Ramadan-Empfang im Rathaus – nur in Bremen möglich?

Am 15. April hatte in Bremen der Bürgermeister der Hansestadt die muslimischen Vereine, die Vertreter aller muslimischen Ethnien sowie zahlreiche Gäste aus den anderen Religionsgemeinschaften und aus Politik und Gesellschaft zum traditionellen Ramadan-Empfang in die prächtige obere Rathaushalle geladen. Durch das Programm führte Merve Nur Kilinç-Çakır. Sie ist die Tochter des früheren Vorsitzenden der Schura Bremen, Mehmet Kilinç und die Schwester von Ebubekir Kilinç, der vielen in Bremen inzwischen bekannt sein dürfte, weil er seit einigen Wochen die großen von der Palästinensischen Gemeinde organisierten Kundgebungen und Demonstrationen („Free Gaza! Free Palestine!“) moderiert. Merve Nur Kilinç-Çakır präsentierte sich als junge, gut ausgebildete Muslimin, die souverän und charmant die Versammlung leitete. Beeindruckend ihre Bemerkungen über die Integration der Muslime in die Gesellschaft, die nicht nur einfach akzeptiert sein sondern aktiv mitgestalten wollen – und das auch können! Wie üblich wurde zu Beginn eine Koran-Rezitation vorgetragen.

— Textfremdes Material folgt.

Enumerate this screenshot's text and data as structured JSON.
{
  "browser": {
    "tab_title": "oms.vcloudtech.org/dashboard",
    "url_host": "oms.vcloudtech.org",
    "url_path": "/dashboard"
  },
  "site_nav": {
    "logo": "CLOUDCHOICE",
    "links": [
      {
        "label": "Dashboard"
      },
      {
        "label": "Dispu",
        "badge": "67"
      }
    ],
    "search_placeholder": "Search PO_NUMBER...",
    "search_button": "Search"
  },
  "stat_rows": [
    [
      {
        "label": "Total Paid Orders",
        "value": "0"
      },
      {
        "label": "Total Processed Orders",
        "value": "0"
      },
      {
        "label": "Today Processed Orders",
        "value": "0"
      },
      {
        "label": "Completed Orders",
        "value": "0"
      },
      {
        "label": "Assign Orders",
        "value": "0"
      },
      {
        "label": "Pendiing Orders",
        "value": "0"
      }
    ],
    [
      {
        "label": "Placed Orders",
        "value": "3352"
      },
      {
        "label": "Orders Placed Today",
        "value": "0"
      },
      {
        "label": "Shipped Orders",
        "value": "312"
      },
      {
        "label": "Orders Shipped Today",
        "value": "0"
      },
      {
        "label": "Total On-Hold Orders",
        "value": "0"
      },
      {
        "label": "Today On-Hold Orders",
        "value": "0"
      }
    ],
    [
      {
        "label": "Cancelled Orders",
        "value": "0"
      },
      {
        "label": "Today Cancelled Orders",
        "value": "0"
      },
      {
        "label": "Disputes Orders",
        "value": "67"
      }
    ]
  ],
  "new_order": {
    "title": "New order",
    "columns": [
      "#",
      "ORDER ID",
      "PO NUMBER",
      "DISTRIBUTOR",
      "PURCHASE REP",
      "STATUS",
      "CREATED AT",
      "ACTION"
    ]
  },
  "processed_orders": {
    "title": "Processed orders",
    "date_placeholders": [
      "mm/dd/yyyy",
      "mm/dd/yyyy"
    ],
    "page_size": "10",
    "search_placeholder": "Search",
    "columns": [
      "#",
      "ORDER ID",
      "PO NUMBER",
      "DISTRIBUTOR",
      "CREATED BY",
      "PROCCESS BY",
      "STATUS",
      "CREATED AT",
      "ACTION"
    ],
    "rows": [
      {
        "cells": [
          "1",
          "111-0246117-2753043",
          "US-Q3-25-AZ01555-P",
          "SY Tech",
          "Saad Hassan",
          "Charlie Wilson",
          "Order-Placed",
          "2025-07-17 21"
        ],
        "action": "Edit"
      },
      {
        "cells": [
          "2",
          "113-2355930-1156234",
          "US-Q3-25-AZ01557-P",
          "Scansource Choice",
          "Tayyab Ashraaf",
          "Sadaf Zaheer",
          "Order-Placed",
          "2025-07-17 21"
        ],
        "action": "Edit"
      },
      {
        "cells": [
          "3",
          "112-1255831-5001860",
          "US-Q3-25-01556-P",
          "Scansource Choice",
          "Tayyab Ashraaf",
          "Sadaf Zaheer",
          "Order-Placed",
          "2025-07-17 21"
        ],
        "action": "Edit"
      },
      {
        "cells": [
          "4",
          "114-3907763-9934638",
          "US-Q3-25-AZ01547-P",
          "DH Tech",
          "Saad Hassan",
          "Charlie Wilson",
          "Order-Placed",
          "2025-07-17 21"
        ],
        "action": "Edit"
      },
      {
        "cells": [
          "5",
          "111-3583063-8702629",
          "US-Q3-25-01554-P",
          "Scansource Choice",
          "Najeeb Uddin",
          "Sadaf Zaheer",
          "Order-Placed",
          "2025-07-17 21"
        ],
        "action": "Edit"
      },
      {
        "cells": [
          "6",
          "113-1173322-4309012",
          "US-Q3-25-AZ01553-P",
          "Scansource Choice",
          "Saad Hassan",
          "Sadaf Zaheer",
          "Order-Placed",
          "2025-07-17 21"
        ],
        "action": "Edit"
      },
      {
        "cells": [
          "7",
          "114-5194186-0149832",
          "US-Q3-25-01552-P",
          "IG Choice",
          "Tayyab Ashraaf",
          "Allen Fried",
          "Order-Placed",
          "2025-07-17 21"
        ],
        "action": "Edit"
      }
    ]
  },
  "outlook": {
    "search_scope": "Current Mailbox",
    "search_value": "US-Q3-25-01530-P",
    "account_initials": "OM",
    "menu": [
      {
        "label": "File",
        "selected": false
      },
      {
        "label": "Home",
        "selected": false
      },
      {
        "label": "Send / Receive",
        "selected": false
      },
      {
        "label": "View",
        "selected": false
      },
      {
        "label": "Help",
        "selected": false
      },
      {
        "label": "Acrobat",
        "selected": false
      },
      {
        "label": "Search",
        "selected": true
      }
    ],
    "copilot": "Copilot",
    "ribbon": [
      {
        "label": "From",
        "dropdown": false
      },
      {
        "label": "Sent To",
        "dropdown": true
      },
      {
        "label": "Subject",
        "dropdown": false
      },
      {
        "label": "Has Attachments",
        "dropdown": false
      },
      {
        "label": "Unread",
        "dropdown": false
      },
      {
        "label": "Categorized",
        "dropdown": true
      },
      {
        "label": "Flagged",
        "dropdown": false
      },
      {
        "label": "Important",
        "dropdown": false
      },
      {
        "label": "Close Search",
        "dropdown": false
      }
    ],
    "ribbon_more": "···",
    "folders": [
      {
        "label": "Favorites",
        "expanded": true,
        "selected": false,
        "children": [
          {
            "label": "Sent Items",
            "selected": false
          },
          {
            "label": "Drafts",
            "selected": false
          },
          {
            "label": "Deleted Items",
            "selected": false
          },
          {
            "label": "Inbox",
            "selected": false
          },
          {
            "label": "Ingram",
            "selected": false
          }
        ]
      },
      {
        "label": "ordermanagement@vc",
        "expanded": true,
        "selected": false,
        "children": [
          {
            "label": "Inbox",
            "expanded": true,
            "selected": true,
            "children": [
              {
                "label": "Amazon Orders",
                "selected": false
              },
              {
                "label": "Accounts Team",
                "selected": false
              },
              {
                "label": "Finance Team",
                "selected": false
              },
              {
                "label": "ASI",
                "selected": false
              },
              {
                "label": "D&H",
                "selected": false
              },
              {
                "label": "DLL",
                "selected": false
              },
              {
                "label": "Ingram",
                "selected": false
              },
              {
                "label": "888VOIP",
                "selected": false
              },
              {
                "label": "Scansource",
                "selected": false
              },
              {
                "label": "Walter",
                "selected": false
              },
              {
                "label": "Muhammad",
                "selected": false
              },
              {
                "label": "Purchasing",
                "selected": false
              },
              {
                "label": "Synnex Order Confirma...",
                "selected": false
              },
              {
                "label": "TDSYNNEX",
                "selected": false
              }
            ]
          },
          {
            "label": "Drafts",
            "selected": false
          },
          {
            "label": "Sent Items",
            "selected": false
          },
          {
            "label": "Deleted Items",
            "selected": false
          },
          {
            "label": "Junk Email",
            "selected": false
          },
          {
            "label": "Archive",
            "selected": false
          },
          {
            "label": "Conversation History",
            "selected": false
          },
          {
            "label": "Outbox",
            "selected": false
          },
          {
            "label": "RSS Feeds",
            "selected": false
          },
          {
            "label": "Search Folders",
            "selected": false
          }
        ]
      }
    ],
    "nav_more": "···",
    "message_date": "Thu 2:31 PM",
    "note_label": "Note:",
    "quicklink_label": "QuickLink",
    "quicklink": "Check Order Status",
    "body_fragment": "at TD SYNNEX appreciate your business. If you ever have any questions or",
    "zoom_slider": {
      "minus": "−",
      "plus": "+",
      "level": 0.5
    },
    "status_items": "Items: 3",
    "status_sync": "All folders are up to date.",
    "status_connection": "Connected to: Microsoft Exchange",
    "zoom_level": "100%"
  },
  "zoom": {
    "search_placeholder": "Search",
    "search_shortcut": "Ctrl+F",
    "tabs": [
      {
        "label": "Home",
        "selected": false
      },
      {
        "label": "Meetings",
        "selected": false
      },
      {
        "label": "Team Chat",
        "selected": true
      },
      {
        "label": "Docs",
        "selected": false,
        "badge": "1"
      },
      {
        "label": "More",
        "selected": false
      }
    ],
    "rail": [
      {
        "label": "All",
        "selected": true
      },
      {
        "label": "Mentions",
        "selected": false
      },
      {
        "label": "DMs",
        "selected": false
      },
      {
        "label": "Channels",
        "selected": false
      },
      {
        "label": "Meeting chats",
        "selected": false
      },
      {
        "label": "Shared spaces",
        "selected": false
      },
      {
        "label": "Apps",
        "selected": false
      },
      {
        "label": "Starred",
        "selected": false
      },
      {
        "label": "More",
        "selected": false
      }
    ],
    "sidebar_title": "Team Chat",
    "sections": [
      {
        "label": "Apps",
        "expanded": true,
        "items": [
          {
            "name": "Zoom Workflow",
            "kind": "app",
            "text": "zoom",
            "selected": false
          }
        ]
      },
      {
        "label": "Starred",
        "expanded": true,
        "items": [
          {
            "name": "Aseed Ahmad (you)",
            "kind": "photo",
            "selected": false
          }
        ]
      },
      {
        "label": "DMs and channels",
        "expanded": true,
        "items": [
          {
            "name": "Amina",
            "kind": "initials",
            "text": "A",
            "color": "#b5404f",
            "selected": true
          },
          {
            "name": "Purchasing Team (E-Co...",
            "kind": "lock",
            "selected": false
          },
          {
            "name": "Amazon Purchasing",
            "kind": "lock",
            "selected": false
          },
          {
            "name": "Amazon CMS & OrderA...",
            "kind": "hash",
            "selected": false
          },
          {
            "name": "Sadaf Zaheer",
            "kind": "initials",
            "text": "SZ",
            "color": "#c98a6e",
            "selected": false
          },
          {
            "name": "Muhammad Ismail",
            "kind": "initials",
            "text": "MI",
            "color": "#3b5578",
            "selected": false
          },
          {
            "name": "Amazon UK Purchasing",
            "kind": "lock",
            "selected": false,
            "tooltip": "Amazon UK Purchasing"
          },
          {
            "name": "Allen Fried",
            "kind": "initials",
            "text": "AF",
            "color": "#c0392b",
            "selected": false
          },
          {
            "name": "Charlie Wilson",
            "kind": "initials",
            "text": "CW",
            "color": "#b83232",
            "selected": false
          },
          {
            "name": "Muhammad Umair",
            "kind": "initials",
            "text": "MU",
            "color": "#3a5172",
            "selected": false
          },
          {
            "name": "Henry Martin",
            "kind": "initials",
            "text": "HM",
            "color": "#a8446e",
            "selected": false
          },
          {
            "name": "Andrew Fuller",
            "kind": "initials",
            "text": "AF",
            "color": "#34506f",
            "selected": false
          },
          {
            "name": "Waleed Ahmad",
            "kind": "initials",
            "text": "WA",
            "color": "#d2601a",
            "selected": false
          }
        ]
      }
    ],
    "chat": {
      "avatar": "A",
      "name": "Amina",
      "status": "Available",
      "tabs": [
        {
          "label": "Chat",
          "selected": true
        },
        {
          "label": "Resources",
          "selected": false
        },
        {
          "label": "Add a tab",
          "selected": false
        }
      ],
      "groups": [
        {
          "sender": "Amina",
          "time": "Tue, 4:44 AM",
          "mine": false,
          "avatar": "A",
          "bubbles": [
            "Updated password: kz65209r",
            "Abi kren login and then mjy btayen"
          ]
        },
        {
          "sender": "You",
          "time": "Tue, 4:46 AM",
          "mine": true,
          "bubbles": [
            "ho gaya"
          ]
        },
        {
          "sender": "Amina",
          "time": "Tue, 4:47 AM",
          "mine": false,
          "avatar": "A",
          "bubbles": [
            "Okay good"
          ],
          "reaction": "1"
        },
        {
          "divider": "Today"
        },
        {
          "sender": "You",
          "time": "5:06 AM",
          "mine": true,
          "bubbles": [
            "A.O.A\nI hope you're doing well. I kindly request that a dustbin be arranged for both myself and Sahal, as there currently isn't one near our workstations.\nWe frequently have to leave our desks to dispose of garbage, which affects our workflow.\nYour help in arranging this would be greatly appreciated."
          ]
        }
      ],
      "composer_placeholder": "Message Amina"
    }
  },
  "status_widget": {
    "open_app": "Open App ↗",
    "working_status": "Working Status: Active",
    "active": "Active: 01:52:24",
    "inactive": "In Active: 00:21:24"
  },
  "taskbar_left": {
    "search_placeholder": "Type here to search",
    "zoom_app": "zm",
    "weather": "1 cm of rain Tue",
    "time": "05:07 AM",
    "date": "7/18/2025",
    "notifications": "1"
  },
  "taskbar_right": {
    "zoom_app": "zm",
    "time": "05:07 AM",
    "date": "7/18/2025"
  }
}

Es folgte die Rede des Hausherren, seines Zeichens Präsident des Senats und in Personalunion Senator für Angelegenheiten der Religionsgemeinschaften, Andreas Bovenschulte. Seit 1998 habe dieser Empfang seinen festen Platz im gesellschaftlichen Leben dieser Stadt. Zuversichtlich meinte er: „Unser interreligiöser Dialog funktionert auch in schwierigen Zeiten. Wir kommen zusammen, wir reden miteinander. Das ist die Grundlage für ein gutes Zusammenleben.“ Dazu gehöre für ihn die Abwehr jeder gruppenbezogenen Menschenfeindlichkeit, gegen antimuslimischen Rassismus ebenso wie gegen Antisemitismus. Bovenschulte blieb zwar in seinen Ausführungen sehr allgemein – wie üblich in Festreden -, unterhielt sich dann aber beim anschließenden Empfang fast eine Stunde lang mit jungen Vertretern der palästinensischen Gemeinde, die demonstrativ ihre Kufiya (das Palästinensertuch) um die Schultern trugen und den Bürgermeister über ihre Sorgen und Probleme in dieser Stadt informierten.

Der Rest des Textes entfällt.